A long standing open question is whether the distinguisher of high rate alternant codes or Goppa codes \cite{FGOPT11} can be turned into an algorithm recovering the algebraic structure of such codes from the mere knowledge of an arbitrary generator matrix of it. This would allow to break the McEliece scheme as soon as the code rate is large enough and would break all instances of the CFS signature scheme.

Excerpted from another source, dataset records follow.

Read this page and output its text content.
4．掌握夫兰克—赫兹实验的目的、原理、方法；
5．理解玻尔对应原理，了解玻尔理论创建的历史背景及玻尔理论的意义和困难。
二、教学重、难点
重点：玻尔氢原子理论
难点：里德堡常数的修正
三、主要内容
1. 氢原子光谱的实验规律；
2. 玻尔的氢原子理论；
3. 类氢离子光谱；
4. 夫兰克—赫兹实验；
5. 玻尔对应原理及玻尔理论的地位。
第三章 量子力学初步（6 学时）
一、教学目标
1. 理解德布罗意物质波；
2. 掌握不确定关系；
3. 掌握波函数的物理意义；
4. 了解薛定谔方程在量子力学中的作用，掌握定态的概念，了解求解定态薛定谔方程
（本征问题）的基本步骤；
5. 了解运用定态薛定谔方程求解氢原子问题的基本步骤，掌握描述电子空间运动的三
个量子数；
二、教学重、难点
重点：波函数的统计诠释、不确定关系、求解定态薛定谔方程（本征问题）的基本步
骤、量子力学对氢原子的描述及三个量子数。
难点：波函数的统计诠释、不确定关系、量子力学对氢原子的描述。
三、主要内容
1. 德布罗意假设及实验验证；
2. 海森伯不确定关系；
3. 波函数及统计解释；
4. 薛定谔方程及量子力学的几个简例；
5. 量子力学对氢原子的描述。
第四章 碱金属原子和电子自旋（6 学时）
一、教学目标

We give for the first time a positive answer for this problem when the code is {\em a generic alternant code} and when the code field size $q$ is small : $q \in \{2,3\}$ and for {\em all} regime of other parameters for which the aforementioned distinguisher works. This breakthrough has been obtained by two different ingredients : (i) a way of using code shortening and the component-wise product of codes to derive from the original alternant code a sequence of alternant codes of decreasing degree up to getting an alternant code of degree $3$ (with a multiplier and support related to those of the original alternant code); (ii) an original Gr\"obner basis approach which takes into account the non standard constraints on the multiplier and support of an alternant code which recovers in polynomial time the relevant algebraic structure of an alternant code of degree $3$ from the mere knowledge of a basis for it.

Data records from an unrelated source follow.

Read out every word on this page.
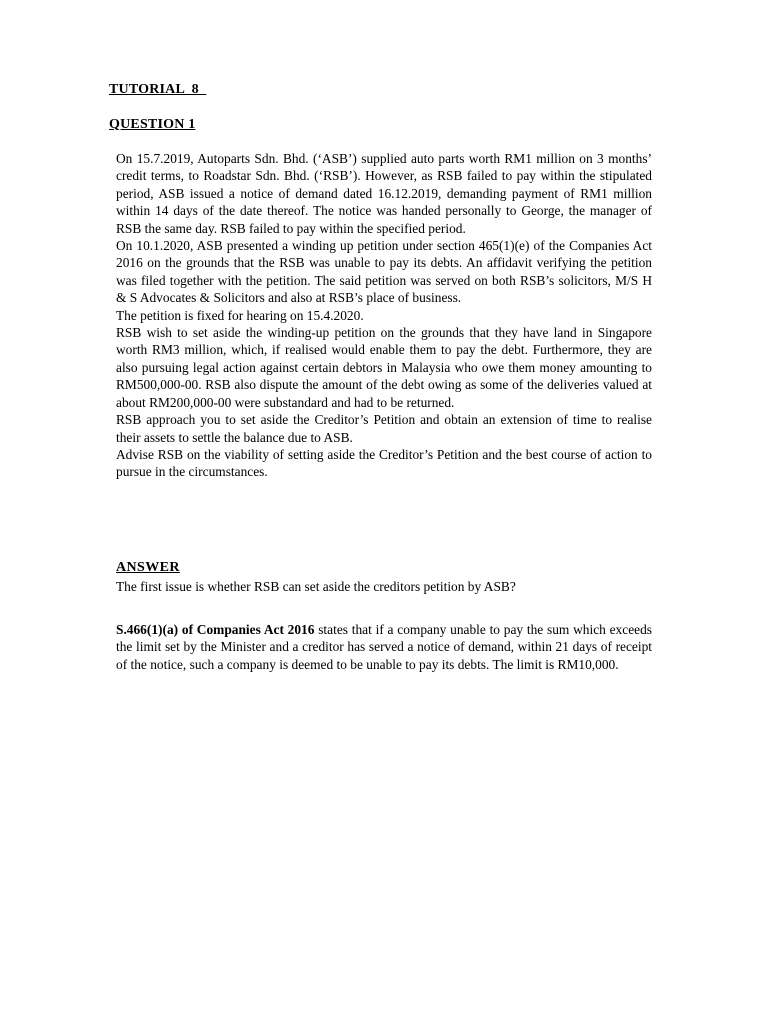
TUTORIAL  8
QUESTION 1

On 15.7.2019, Autoparts Sdn. Bhd. (‘ASB’) supplied auto parts worth RM1 million on 3 months’ credit terms, to Roadstar Sdn. Bhd. (‘RSB’). However, as RSB failed to pay within the stipulated period, ASB issued a notice of demand dated 16.12.2019, demanding payment of RM1 million within 14 days of the date thereof. The notice was handed personally to George, the manager of RSB the same day. RSB failed to pay within the specified period.

On 10.1.2020, ASB presented a winding up petition under section 465(1)(e) of the Companies Act 2016 on the grounds that the RSB was unable to pay its debts. An affidavit verifying the petition was filed together with the petition. The said petition was served on both RSB’s solicitors, M/S H & S Advocates & Solicitors and also at RSB’s place of business.

The petition is fixed for hearing on 15.4.2020.

RSB wish to set aside the winding-up petition on the grounds that they have land in Singapore worth RM3 million, which, if realised would enable them to pay the debt. Furthermore, they are also pursuing legal action against certain debtors in Malaysia who owe them money amounting to RM500,000-00. RSB also dispute the amount of the debt owing as some of the deliveries valued at about RM200,000-00 were substandard and had to be returned.

RSB approach you to set aside the Creditor’s Petition and obtain an extension of time to realise their assets to settle the balance due to ASB.

Advise RSB on the viability of setting aside the Creditor’s Petition and the best course of action to pursue in the circumstances.

ANSWER

The first issue is whether RSB can set aside the creditors petition by ASB?

S.466(1)(a) of Companies Act 2016 states that if a company unable to pay the sum which exceeds the limit set by the Minister and a creditor has served a notice of demand, within 21 days of receipt of the notice, such a company is deemed to be unable to pay its debts. The limit is RM10,000.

翻译：一个长期悬而未决的问题是：高码率交替码或Goppa码的区分器 \cite{FGOPT11} 能否转化为一种算法，仅通过该码的任意生成矩阵知识便恢复其代数结构。这将使得只要码率足够大就能破解McEliece方案，并摧毁CFS签名方案的所有实例。我们首次对该问题给出了肯定回答，条件是码为{\em 一般交替码}，且码域大小$q$较小：$q \in \{2,3\}$，并针对前述区分器有效的{\em 所有}其他参数范围。这一突破通过两种不同的要素实现：(i) 利用码缩短和逐分量乘积，从原始交替码导出一系列度数递减的交替码，直至得到度数为$3$的交替码（其乘子与支撑与原始交替码相关）；(ii) 一种原创的Gröbner基方法，该方法考虑了交替码乘子与支撑的非标准约束，仅通过其基的知识即可在多项式时间内恢复度数为$3$的交替码的相关代数结构。